RFT: A behavioral conceptualization of voice hearing

I’ve been overloaded lately, hence the extended absence, but a part of my own self-care is to read great work.

I’ve just read a manuscript by McEnteggart, Barnes-Holmes, Dillon, Egger, and Oliver (2016) in Trauma & Dissociation that definitely fits the description. Let me just say, it’s a potential game-changer. Definitely worth a read. 

Enteggart et al. reconceptualize voice hearing behaviorally. This, again, is one of those publications that could be a game changer if it tests out empirically. ‘Hallucinations’ are one of those things that our field does not generally deal well with. Most clinicians refer out for medication and do some basic work to help the individual cope. We essentially medicate symptoms and cede to big pharma.

I will say that there has been some other really impressive work in this area by third-wave clinicians which should also be recognized. Bach & Hayes (2002) demonstrated acceptance-based strategies as effective in reducing rehospitalization for individuals with psychosis. Veiga-Martinez, Perez-Alvarez, & Garcia-Montes, 2008 did a case study on acceptance of auditory hallucinations. And, Vilardaga, Levin, and others have done relevant work on deictics, empathy, anhedonia. The work of this group also utilizes Ecological Momentary Assessment and Ecological Momentary Intervention (read making everything more feasible via mobile phone) that is methodologically elegant while addressing issues specifically relevant to this population.

Additionally, there is some relevant work in progress by several groups spread across the world on BPD. Michel Reyes and others are looking at the treatment order/treatment targets/process for BPD and there seems to be a convergence in what is happening in these areas.

Just as a refresher, deictics include I-YOU, HERE-THERE, and spatial relations that form the establish the core of our perception of the world. If you’re interested in this area, see also a whole host of fascinating work by Louise McHugh The Self and Perspective Taking.

I’ve also written some on self-other organization and derealization/depersonalization from an RFT perspective in my blog.

Enteggart, Barnes-Holmes, Dillon, Egger, and Oliver (2016) represents a complete behavioral conceptualization of voice hearing that I’ve seen by far. Their review of literature describes the behavioral conceptualization from traumatic learning history to voice hearing. They explicitly address how what can appear as pathological processes, can in fact, be normal processes responding to an abnormal environment.

Trauma and particular types of trauma are likely to create the experience of hearing voices as learning history is what establishes our sense of self. The way that we, others, the world react to us becomes part of how we construct our world, straight down to our perceptual experience (based on RFT). The “I” perspective is what learning history arrives through; however, as discussed in Enteggart et al. in many types of traumatic learning histories that perspective may be too heavily influenced by the perspective of another. Meaning, a frequent part of abuse is for someone to take control of another psychologically and/or physically, to impose different views onto the person of what is true/harmful/acceptable than the individual might arrive at on their own.

This may blur the ‘self,’ and based on RFT, blurring the ‘self’ may blur relations tied to the self (i.e., perception of sensory experience, perception of time, understanding of the other, the world, etc.) As you can imagine, this is some pretty hefty stuff.
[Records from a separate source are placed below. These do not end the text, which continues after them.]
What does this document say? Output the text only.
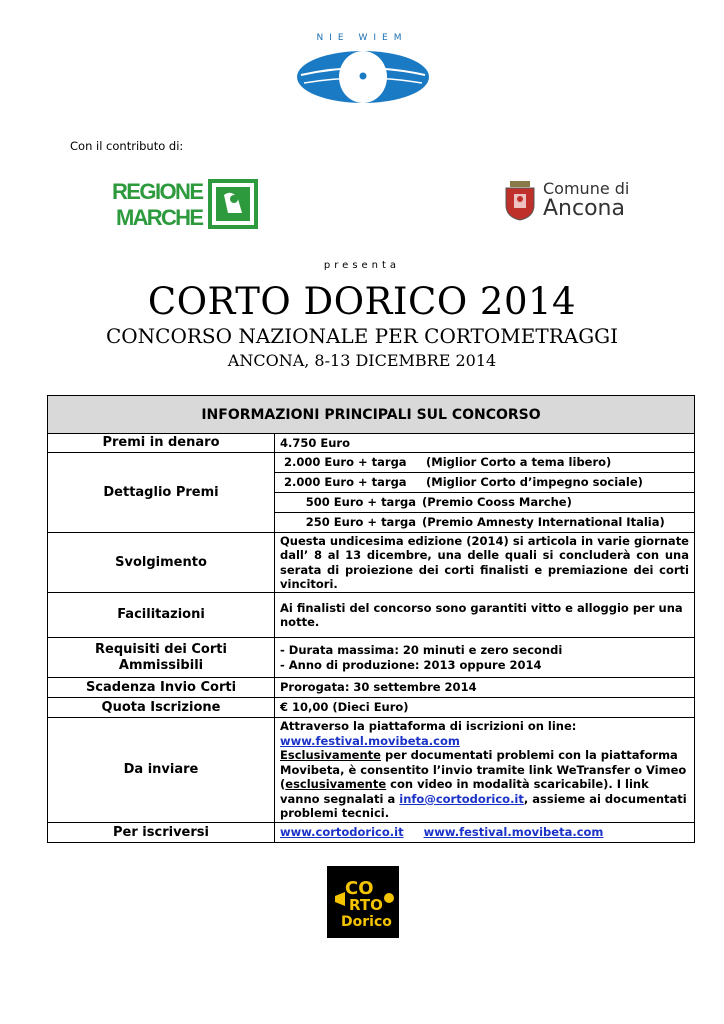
NIE WIEM
Con il contributo di:
REGIONE
MARCHE
Comune di
Ancona
presenta
CORTO DORICO 2014
CONCORSO NAZIONALE PER CORTOMETRAGGI
ANCONA, 8-13 DICEMBRE 2014
INFORMAZIONI PRINCIPALI SUL CONCORSO	
Premi in denaro	4.750 Euro
Dettaglio Premi	2.000 Euro + targa (Miglior Corto a tema libero)
	2.000 Euro + targa (Miglior Corto d’impegno sociale)
	500 Euro + targa (Premio Cooss Marche)
	250 Euro + targa (Premio Amnesty International Italia)
Svolgimento	Questa undicesima edizione (2014) si articola in varie giornate dall’ 8 al 13 dicembre, una delle quali si concluderà con una serata di proiezione dei corti finalisti e premiazione dei corti vincitori.
Facilitazioni	Ai finalisti del concorso sono garantiti vitto e alloggio per una notte.
Requisiti dei Corti Ammissibili	- Durata massima: 20 minuti e zero secondi
- Anno di produzione: 2013 oppure 2014

Scadenza Invio Corti	Prorogata: 30 settembre 2014
Quota Iscrizione	€ 10,00 (Dieci Euro)
Da inviare	Attraverso la piattaforma di iscrizioni on line:
www.festival.movibeta.com
Esclusivamente per documentati problemi con la piattaforma Movibeta, è consentito l’invio tramite link WeTransfer o Vimeo (esclusivamente con video in modalità scaricabile). I link vanno segnalati a info@cortodorico.it, assieme ai documentati problemi tecnici.
Per iscriversi	www.cortodorico.it www.festival.movibeta.com
CO
RTO
Dorico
What is key here is that if this conceptualization stands up to empirical testing, we need to change the way we treat voice hearing. Efforts that treat the symptom are most likely going to reinforce blurred self-other relations. Envision a clinician telling a client what the voices are and aren’t – that may lead to some change in symptoms, but it is also reinforcing, from an RFT perspective, an externally determined reality.

This is why it’s important for us to understand processes we treat. What seems perfectly logical and, in the short run, may even lead to symptom reduction can reinforce the very problem we seek to address. McEnteggart et al. discuss treating the experience of voices with work on self-other relations, an entirely different model.

What it also pulls, for me, is the value of RFT to innovation and integration. Because when we think in behavior-behavior relations and take a true functional-analytic perspective we understand that findings in one area may, and even should, apply in other areas. When we look at behavior and its function we can move past the limits of construct based statistics, measures, and talk to those in other areas – learning, innovating, and improving this world.